Suspension temporaire
Nous demandons la suspension immédiate et temporaire des fonctions du Procureur jusqu’à la conclusion de l’enquête externe. Cette mesure s’impose pour protéger l’intégrité de la Cour et est conforme à la règle 28 du Règlement de procédure et de preuve, ainsi qu’à la règle 110.5 (a) relative à la « suspension pendant la procédure disciplinaire » du Règlement du personnel de la Cour pénale internationale, à l’Instruction administrative relative aux enquêtes sur les allégations de conduite ne donnant pas satisfaction, et à l’Instruction administrative relative à la discrimination, au harcèlement, y compris le harcèlement sexuel, et à l’abus de pouvoir.
De cette façon, l’enquête pourrait se dérouler sans entrave, la confiance dans la procédure et l’engagement en faveur de l’obligation de rendre des comptes et en faveur de l’impartialité pourraient s’en trouver renforcés. De même, le Bureau du Procureur pourrait se consacrer essentiellement à son travail sans se laisser distraire, dans un climat de sérénité et de concentration au sein de l’organisation. Se conformer aux règles établies applicables à l’ensemble du personnel renforce le principe selon lequel il n’y a pas – ou il ne peut y avoir – de politique de deux poids, deux mesures en cas d’allégations de comportements inappropriés.
Nous exprimons notre préoccupation face au maintien en poste du Procureur, alors que la gravité et le sérieux des allégations de comportements inappropriés à son encontre compromettent la capacité de la Cour à remplir ses fonctions. Cette situation a des répercussions sur le bien-être du personnel, notamment au sein du Bureau du Procureur, alimentant des récits préjudiciables qui associent ces allégations à des menaces extérieures. Elle empêche également la Cour de se concentrer sur l’obligation réelle de rendre des comptes et sur les préjudices allégués.
Une approche en faveur d’un leadership féministe
Pour dépasser ces cultures organisationnelles délétères, il nous paraît essentiel de s’engager en faveur d’une obligation de rendre des comptes selon les principes de leadership féministe en menant régulièrement une réflexion critique planifiée qui donnerait la priorité aux processus et aux mesures conçus pour éviter de causer davantage de préjudices. Cette approche propose de s’engager de manière proactive et collaborative envers des mécanismes d’établissement des responsabilités, en reconnaissant leur importance pour traiter les allégations de comportements inappropriés. Tout en respectant le principe du droit à une procédure équitable et à la présomption d’innocence dans une perspective d’équité, elle reconnaît également que proclamer publiquement l’innocence de manière trop insistante peut être perçu comme une éventuelle tactique pour éviter de rendre des comptes. Adopter une approche de l’obligation de rendre des comptes en accord avec les principes de leadership féministe, c’est prendre conscience que chaque environnement s’inscrit dans un système de hiérarchies de pouvoir globales et d’oppression structurelle, partant du principe que la discrimination, l’oppression et la violence ne viennent pas de nulle part, mais sont perpétrées par certain·es et rendues possibles par d’autres au sein d’un même environnement.

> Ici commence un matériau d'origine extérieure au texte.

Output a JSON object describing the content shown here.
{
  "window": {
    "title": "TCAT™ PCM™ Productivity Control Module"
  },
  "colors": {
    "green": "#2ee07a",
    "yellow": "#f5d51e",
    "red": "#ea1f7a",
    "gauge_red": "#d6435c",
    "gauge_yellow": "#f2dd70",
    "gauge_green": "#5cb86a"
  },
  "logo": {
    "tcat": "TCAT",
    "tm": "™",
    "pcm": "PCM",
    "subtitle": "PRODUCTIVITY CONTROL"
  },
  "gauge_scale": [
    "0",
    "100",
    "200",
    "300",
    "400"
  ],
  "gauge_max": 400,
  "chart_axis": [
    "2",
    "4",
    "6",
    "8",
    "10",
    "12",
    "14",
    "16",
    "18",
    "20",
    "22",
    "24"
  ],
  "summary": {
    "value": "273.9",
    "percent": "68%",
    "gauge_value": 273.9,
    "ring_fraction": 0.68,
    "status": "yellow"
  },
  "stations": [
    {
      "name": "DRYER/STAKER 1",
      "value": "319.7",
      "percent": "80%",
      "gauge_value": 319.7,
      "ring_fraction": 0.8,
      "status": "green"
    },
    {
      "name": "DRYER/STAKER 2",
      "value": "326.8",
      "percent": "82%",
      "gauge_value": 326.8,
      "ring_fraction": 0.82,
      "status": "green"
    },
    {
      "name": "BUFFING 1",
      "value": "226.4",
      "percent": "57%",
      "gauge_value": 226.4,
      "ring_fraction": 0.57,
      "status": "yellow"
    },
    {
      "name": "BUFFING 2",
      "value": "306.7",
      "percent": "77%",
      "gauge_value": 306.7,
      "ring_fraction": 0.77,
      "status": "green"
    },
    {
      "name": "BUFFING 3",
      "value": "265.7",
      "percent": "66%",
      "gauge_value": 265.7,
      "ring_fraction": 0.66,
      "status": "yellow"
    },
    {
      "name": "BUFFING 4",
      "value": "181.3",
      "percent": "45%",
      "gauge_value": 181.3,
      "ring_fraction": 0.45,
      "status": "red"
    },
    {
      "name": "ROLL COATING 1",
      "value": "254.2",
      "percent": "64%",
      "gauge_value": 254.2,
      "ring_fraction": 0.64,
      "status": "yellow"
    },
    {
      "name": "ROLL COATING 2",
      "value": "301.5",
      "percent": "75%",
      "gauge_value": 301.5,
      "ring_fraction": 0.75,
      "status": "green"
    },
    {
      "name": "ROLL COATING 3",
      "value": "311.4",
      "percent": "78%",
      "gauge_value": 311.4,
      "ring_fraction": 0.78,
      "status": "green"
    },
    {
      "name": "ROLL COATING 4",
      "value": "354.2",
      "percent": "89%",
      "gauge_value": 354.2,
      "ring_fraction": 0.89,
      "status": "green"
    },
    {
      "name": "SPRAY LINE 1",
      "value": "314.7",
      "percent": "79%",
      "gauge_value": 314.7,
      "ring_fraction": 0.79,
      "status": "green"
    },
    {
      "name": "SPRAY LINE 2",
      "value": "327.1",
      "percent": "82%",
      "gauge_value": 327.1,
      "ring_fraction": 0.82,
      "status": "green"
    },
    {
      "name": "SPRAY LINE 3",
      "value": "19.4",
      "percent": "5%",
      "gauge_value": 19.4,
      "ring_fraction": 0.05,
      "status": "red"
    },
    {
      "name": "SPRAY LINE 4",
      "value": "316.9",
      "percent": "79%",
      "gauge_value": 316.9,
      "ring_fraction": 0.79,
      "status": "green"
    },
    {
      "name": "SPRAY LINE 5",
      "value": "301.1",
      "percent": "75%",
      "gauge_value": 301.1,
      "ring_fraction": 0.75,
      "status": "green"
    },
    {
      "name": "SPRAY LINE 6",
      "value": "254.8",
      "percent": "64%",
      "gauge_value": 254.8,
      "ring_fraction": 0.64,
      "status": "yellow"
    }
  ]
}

Cette pratique nous permet d’identifier et de combattre les préjugés sous-jacents tout en créant des environnements où l’obligation de rendre des comptes devient un élément à part entière des valeurs collectives, notamment dans des contextes où la priorité est donnée à la lutte contre les crimes sexuels et basés sur le genre et les crimes à l’encontre des enfants ou qui leur portent atteinte.

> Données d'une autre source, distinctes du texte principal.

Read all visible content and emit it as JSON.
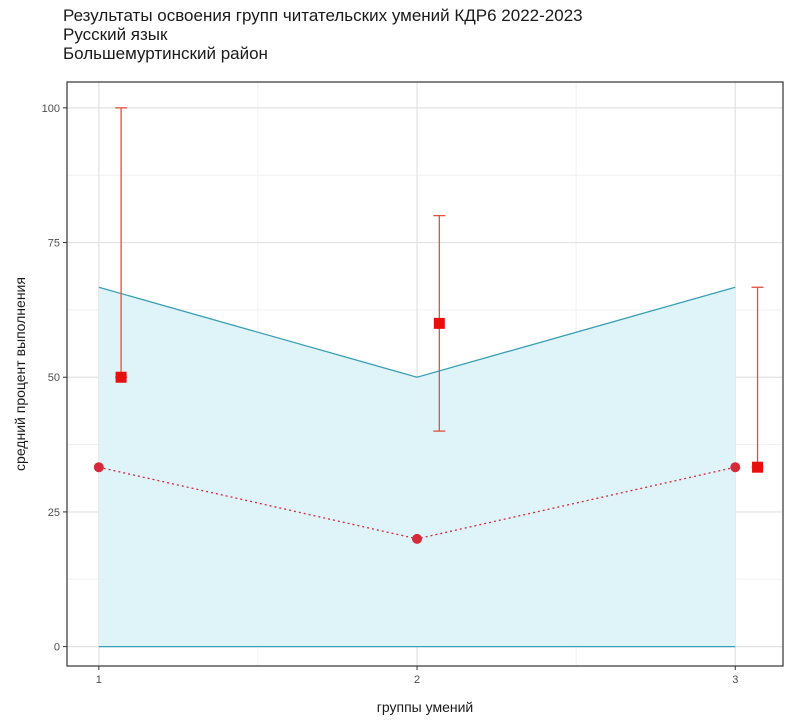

Nous restons déterminé·es à assurer le suivi des rapports sur la culture organisationnelle et sur les défaillances structurelles sous-jacentes au sein de la Cour selon une perspective de leadership féministe. Nous estimons que l’obligation de rendre des comptes et la transformation structurelle procèdent d’une nécessité institutionnelle et nous continuerons à formuler des recommandations à l’Assemblée des États parties et à la Cour à cet égard.